Absolute ethanol is commonly used for inducing ulcer in experimental rats that may lead to intense gastric mucosal damage. Ulceration in rats produces reactive species responsible for mucosal injury (Prasenjit et al., 2015) and lipid peroxidation, a free radical mediated process that ultimately destroys lipid membrane (Ekeanyanwu et al., 2016). Such injuries in gastrointestinal mucosa starts with microvascular injury, namely disruption of the vascular endothelium resulting in increased vascular permeability, edema formation and epithelial lifting (Mohammad et al., 2015). Additionally, it also produces necrotic lesions in the gastric mucosa by its direct toxic effect, reducing the secretion of bicarbonates and formation of mucus (Zainul et al., 2015). The protection by the extracts of C. setosa suggests its ability to inhibit the ulcer by any of the above mechanisms. In this context, it is known that the oral administration of the methanolic extract of the study species, C. setosa at the dose of 400 mg/kg b.w. to rats is capable of arresting gastric lesions formed by ethanol. The accompanying significant increase in mucus production offers the gastric mucosal strengthening mechanism by the extract of the species, C. setosa, contributes for anti-irritant property which indicates its preventive effect. Davenport (1968) investigated that the gastric wall mucus is thought to play a pivotal role and mimic defensive factor against gastrointestinal damage.
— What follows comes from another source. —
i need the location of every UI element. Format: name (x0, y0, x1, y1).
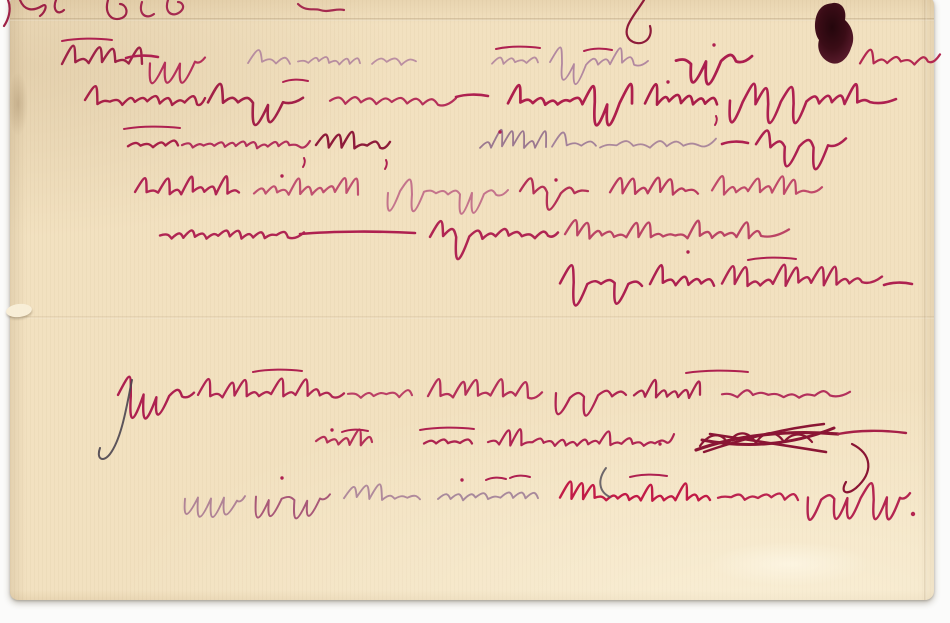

The present study therefore clearly reinfore the presence of substantial amounts of various secondary metabolites particularly flavonoids in this species. The above findings are in good agreement with the reports as observed in our laboratory earlier (Jayachitra et al., 2013a, Jayachitra et al., 2013b). It is eminent that many flavonoids and terpenoids manifested anti-secretory and cytoprotective properties in gastric ulcer induced rats (Lozano et al., 2016, Castro-Vazquez et al., 2016). It was found that the antiulcer activity of the flavonoid, rutin prevents oxidative cell injury and hemorrhagic injury of gastric mucosa (Shagun et al., 2013). Even though the mechanism of ulcer prevention by this extract is not clear, the presence of flavonoids in large extent in the extract of C. setosa (Jayachitra et al., 2013a, Jayachitra et al., 2013b) might play a pivotal role in defense mechanism by increasing mucus production, stabilizing the surface epithelial cells or by interfering with the prostaglandin synthesis.

Conclusion

Taken together this study herein strongly met its intention of scientifically validating the use of aerial parts of C. setosa. Methanolic extract of aerial parts of this species exhibited a protective effect on pylorus ligated and ethanol induced gastric ulcer in a concentration dependent manner. It also manifested decreased acidity and upregulated the pH of gastric juice. Moreover, it is logical to highlight that no death occurred after exposure to very high doses of methanolic extract of C. setosa, which further confirmed its safety profile being used for therapeutic purposes and for further studies in in vivo models with this raw material. Therefore, the methanolic extract of the species may be considered as a sole source of novel antiulcer drugs. However, detailed study on isolation of active constituents from this species and its underlying mechanism of action responsible for its antiulcer effect is still in lacuna.

Conflict of interest

The authors hereby declare that they have no conflict of interest in the contents of this paper.